O Ministério Público informa ou denuncia?

É sempre tempo de falar de direitos, liberdades e garantias individuais. Matéria de que muito se trata quando os confrontos e litígios aquecem, mas que logo arrefece passada a tempestade. O Tribunal Europeu dos Direitos do Homem não se cansa de lembrar que tais direitos são para viver e respeitar rigorosamente.

O Ministério Público (MP) não deve alhear-se desses direitos. A sua natureza de órgão constitucional, com competência para a defesa da legalidade democrática e exercício da acção penal, é incompatível com uma postura displicente e desinteressada nesse domínio.   

Há dois anos, o sociólogo Pedro Adão e Silva (PAS), concedeu uma longa entrevista ao Jornal de Negócios. Dizia que “o poder do Ministério Público tem sido uma ameaça à democracia. Uma espécie de espada de Dámocles por cima de todos nós”. Não é preciso um laborioso esforço intelectual para perceber que o sociólogo cometia grave exagero. Ou que a retórica se apossou do discurso de forma muito injusta e infeliz.

Não se exige ser génio para constatar que PAS prescindiu de uma análise isenta do MP. Um curto passeio pelos meandros da entrevista é suficiente.

O MP calou-se ante tão graves acusações. Nada esclareceu. Não pediu esclarecimentos. As cúpulas do MP, sempre disponíveis para interpelar magistrados que ousem publicitar a opinião mais singela, fizeram de conta. A questão era melindrosa. Engoliram.

Acusações daquele tipo surgem hoje com outras roupagens. Nos processos mediáticos, com designações policiais aristocráticas, oceânicas, telúricas e outras. O MP apreciou e adoptou o “newspeak” de cariz policial. Usa-o por sistema nos comunicados informativos em que não informa nada.

O MP tem o dever de informar, o dever de prestar contas à comunidade. Não tem o “dever de denunciar” seja quem for, como quer, o que quer, quando quer. Levianamente. Para mostrar serviço e intimidar. O dever de informar cabe a todo o MP. Não é monopólio da hierarquia. Tem uma estrutura hierárquica. Não centralizadora.

Causa repulsa ver denunciar abstractamente os cidadãos “visados”, por terem supostamente cometido este ou aquele crime, esta ou aquela fraude. Não se informa um facto. Antes a suspeita de um facto. Dão-nos o nome de um (uns) crime(s) sem nada lá dentro. Chamam a isto informar! O princípio da presunção de inocência é beliscado ainda o processo criminal germina nas entranhas do MP. Ninguém tem dúvidas, até o MP, de que, ao anunciar tais “factos”, está a impulsionar um juízo de condenação social. O MP não informa sobre factos, antes sobre normas criminais. Formula um juízo acusatório de reprovação infundamentado. Que não mais voa das páginas das estações televisivas e frontispícios dos jornais. Dá início ao julgamento paralelo dos “visados”. São julgados todos os dias na rua. Não é digno de um Estado de Direito. É injusto.
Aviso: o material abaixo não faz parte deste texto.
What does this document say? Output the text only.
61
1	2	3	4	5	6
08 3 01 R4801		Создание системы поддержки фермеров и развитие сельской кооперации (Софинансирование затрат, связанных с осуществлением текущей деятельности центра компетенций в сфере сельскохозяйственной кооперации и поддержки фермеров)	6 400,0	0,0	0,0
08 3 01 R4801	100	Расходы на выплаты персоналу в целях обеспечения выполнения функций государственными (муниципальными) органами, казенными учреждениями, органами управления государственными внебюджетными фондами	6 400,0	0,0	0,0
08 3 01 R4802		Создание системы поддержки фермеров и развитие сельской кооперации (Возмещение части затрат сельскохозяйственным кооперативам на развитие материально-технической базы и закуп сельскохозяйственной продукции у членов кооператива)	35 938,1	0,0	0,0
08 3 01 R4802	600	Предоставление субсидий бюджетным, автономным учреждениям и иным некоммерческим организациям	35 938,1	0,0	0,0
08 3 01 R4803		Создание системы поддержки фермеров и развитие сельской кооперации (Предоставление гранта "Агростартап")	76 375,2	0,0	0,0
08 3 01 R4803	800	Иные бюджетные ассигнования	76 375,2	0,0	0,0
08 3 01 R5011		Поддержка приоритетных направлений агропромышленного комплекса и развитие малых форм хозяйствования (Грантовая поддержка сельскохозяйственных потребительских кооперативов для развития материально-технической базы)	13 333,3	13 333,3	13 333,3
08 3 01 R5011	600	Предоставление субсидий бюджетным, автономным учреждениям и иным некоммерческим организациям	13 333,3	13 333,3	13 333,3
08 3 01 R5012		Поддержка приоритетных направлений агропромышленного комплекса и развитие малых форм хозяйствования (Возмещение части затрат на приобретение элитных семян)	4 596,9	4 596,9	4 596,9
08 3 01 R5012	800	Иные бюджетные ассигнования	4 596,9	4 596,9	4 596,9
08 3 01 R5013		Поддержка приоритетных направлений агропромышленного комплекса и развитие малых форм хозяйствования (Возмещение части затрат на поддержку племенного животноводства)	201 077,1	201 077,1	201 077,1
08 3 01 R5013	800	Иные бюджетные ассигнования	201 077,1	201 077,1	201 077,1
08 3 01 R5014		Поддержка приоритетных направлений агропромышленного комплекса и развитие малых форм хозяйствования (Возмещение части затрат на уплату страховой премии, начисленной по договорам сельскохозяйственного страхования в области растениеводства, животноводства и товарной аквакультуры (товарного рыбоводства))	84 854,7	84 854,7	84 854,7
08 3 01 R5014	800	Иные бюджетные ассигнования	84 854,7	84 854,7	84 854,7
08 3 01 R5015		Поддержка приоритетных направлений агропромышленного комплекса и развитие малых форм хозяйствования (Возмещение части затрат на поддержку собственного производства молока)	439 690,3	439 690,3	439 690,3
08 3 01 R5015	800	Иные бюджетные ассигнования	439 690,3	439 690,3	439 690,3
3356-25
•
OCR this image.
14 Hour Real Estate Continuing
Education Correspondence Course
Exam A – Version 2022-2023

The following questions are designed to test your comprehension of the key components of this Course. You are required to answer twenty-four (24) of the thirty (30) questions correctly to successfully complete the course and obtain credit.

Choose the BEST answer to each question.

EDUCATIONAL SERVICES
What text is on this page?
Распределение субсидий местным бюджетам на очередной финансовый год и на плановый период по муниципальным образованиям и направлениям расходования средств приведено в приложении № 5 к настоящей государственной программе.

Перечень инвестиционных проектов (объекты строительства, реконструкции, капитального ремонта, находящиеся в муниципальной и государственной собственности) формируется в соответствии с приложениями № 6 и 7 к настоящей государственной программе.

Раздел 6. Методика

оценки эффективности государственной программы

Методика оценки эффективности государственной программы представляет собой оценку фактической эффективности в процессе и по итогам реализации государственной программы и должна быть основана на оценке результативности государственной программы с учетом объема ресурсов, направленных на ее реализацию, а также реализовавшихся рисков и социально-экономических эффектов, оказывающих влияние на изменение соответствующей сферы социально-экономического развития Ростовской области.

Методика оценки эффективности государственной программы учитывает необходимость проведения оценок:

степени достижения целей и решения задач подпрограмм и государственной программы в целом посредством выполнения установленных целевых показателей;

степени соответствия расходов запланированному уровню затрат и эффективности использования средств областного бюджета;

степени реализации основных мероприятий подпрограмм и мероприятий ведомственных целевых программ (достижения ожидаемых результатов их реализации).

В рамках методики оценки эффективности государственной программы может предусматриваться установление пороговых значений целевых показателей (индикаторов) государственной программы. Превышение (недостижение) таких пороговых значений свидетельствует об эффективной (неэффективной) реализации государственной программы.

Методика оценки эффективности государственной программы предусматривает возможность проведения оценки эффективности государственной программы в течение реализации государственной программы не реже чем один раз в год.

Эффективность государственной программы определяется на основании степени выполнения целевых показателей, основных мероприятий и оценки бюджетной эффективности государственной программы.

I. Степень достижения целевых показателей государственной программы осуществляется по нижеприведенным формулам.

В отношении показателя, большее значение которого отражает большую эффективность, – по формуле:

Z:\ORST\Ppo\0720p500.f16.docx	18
O MP tem de informar, não pela imputação teórica dos crimes, antes com concretização factual. Isso é que é informar. Não é com nomes do Código Penal, escondendo-se atrás do segredo de justiça para nada informar. Se há segredo de justiça, tem um remédio. Aguarde o momento processual conveniente. O que não pode é imputar crimes e atribuir-se com legitimidade para investigar durante os anos que lhe apraz. Não pode transmudar-se numa agência global de denúncia e intimidação.

Tal actuação desrespeita a dignidade e honra dos denunciados. O papel do MP não é o de limpeza social. Nem lhe cabe carimbar, seja lá quem for, como autor, suspeito embora, deste ou aquele crime. Sem adição dos factos justificativos. A prevenção criminal, nestes casos, não está cometida ao MP quando e enquanto investigador. Está entregue à sentença condenatória. O MP, como órgão constitucional de exercício da acção penal, não tem que concorrer e partilhar populismo com os jornais. Tem de desempenhar as suas funções de acordo com a Constituição e a Lei. Tem de cuidar dos direitos, liberdades  e garantias dos cidadãos. Do que anda muito arredado. Não é um poder autoritário. Uma fonte de terror e abusos. Não temos de ter medo do MP. Temos de confiar nele. É um órgão da democracia. Por regra, limita-se a um papel tristemente acusador. Empobrece-se e empobrece as suas nobres funções.

Aqui e ali, serve-lhe a indumentária de Pedro Adão e Silva.